During the January–March period, shipments from the company’s European segment saw a sharper decline, falling 20.1% year-over-year to 856,000 short tons.
Despite the decrease in shipments, total steel production across all segments rose by 3.3% compared to Q1 2024, reaching 4.18 million short tons.
The company posted a net loss of $116 million in Q1 2025, a significant shift from the $171 million net profit recorded in the same period last year. Adjusted EBITDA for the quarter was reported at $172 million.
Net sales dropped to $3.73 billion, down from $4.16 billion in the first quarter of 2024.
Looking ahead to Q2 2025, U.S. Steel expects adjusted EBITDA to range between $375 million and $425 million. The company anticipates improved performance in its North American flat-rolled segment, driven by easing logistical constraints in mining and higher average steel prices. However, planned maintenance and downtime are expected to dampen shipment volumes, partially offsetting gains.

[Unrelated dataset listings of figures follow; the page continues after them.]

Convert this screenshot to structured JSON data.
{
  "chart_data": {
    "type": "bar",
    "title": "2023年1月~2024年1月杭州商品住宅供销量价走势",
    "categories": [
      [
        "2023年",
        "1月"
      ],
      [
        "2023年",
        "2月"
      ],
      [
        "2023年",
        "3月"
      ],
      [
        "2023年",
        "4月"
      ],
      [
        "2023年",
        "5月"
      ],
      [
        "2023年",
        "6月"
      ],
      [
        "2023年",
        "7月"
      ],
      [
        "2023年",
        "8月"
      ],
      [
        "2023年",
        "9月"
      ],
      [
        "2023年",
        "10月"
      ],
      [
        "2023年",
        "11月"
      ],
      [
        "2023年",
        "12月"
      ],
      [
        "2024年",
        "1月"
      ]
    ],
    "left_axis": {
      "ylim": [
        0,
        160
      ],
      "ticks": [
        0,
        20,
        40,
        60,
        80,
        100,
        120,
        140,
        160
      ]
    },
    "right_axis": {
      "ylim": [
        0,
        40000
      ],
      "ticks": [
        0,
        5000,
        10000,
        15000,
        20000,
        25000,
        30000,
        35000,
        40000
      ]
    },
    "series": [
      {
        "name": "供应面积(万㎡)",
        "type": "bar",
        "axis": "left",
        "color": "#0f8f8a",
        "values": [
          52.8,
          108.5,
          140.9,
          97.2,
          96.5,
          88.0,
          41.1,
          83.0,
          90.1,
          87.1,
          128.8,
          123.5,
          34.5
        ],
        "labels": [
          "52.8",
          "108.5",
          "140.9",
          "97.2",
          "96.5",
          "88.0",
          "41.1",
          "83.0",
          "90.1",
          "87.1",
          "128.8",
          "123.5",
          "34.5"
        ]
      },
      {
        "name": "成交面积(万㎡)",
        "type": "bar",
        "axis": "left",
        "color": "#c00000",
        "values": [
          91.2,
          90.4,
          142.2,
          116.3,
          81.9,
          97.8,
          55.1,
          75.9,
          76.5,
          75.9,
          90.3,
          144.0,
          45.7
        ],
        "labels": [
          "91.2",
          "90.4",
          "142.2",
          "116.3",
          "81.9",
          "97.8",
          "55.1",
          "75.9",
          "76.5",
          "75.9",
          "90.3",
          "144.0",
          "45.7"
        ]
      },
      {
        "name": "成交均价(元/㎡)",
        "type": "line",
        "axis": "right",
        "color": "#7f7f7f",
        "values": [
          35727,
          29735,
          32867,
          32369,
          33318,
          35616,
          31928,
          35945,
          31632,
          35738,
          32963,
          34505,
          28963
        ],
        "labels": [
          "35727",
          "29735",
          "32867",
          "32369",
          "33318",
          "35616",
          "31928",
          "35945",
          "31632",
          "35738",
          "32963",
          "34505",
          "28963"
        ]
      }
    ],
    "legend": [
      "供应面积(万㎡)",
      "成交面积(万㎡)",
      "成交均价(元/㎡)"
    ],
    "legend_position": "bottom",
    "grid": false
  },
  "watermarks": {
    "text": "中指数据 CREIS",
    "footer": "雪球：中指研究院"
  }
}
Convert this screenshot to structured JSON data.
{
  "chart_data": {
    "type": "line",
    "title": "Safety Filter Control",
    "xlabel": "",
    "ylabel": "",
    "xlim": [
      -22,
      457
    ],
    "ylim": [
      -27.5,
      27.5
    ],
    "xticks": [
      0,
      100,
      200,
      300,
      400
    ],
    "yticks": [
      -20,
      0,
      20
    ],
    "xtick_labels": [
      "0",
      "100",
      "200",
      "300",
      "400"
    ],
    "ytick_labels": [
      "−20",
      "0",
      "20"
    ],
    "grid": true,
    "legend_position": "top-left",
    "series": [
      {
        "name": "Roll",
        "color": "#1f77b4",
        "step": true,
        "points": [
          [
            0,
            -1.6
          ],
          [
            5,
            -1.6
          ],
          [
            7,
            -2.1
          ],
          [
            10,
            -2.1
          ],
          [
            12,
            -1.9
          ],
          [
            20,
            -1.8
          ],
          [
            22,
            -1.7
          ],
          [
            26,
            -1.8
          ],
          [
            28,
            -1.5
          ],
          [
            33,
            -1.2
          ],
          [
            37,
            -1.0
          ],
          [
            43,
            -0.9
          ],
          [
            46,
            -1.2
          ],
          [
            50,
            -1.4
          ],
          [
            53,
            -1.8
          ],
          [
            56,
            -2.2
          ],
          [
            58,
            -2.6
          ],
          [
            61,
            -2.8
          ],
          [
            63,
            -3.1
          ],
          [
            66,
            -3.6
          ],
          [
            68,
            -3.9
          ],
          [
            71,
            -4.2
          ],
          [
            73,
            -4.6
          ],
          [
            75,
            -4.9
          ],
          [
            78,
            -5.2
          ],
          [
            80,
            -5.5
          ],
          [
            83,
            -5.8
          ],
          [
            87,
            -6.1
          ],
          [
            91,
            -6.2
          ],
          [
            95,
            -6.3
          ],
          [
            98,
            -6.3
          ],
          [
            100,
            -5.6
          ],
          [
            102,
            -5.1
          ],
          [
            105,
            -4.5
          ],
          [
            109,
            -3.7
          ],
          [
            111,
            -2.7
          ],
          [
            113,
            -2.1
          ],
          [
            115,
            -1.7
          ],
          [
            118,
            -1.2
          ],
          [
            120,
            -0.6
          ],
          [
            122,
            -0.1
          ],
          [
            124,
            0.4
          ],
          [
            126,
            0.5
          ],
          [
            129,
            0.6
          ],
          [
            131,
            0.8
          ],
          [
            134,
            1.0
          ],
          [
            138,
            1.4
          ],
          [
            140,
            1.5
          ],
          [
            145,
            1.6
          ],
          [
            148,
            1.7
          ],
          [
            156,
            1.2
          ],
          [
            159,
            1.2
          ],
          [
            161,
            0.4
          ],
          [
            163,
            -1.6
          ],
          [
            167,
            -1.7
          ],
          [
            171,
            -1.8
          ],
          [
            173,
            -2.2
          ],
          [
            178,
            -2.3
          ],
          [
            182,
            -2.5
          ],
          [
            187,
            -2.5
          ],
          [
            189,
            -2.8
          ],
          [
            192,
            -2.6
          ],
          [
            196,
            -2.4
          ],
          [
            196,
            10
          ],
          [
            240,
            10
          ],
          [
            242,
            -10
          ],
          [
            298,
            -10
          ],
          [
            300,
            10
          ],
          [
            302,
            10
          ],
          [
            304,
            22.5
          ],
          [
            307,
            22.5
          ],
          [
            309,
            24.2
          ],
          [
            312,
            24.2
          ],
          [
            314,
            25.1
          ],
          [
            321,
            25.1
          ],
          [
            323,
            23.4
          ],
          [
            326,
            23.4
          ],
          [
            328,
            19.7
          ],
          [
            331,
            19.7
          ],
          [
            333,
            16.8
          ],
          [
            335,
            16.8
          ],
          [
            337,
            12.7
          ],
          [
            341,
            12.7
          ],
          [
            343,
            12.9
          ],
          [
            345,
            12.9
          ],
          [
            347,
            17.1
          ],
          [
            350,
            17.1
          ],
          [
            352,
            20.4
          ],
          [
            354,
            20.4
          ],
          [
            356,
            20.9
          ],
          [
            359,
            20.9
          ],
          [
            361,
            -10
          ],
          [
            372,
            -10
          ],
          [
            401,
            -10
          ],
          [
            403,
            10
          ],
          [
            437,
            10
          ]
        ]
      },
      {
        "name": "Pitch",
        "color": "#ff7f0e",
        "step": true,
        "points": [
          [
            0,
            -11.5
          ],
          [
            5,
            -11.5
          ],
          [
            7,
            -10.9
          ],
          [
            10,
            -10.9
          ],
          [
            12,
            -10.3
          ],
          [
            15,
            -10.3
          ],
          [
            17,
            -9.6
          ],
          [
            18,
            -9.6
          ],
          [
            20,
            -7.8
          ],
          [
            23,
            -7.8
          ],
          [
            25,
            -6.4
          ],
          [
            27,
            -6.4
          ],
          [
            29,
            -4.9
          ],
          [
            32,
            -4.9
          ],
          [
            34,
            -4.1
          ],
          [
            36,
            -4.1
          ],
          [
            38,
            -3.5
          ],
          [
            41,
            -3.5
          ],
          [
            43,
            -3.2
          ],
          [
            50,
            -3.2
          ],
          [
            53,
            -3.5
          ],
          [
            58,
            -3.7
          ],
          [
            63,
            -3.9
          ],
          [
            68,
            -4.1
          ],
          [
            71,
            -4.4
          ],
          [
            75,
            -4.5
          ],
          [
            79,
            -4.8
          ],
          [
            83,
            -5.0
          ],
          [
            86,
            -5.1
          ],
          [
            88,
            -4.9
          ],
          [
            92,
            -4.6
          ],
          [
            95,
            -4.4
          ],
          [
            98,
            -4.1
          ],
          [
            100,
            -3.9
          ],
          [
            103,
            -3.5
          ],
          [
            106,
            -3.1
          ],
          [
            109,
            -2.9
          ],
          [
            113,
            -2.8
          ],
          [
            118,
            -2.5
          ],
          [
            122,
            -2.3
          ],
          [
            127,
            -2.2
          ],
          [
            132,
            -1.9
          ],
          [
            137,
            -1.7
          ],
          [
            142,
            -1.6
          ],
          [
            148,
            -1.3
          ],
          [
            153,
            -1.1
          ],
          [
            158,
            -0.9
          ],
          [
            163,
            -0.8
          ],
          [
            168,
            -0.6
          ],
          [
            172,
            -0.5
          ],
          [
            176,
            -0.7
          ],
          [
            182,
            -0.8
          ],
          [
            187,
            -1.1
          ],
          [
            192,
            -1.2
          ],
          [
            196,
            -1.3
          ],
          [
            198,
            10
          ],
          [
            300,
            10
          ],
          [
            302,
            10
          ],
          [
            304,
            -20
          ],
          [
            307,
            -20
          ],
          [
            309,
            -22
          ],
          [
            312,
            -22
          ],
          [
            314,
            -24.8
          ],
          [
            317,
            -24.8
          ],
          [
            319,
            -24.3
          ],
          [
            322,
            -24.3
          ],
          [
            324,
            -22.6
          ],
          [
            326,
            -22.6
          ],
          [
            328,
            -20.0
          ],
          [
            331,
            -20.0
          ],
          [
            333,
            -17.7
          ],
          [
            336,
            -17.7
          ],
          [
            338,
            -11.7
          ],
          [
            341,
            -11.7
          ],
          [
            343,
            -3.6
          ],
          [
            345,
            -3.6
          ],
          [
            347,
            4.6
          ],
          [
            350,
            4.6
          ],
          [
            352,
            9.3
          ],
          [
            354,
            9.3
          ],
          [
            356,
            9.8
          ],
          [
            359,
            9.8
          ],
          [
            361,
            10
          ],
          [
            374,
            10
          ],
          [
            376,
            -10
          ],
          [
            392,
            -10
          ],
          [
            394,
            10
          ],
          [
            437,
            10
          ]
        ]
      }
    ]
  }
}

In Europe, where demand remains subdued, U.S. Steel forecasts results in the second quarter to be comparable to those in Q1. While higher selling prices and volumes are expected, seasonal maintenance will likely balance out the benefits.
For the full year 2024, U.S. Steel shipped 14.2 million short tons of steel, marking an 8.4% decrease from 2023. The European division contributed 3.6 million short tons to that total.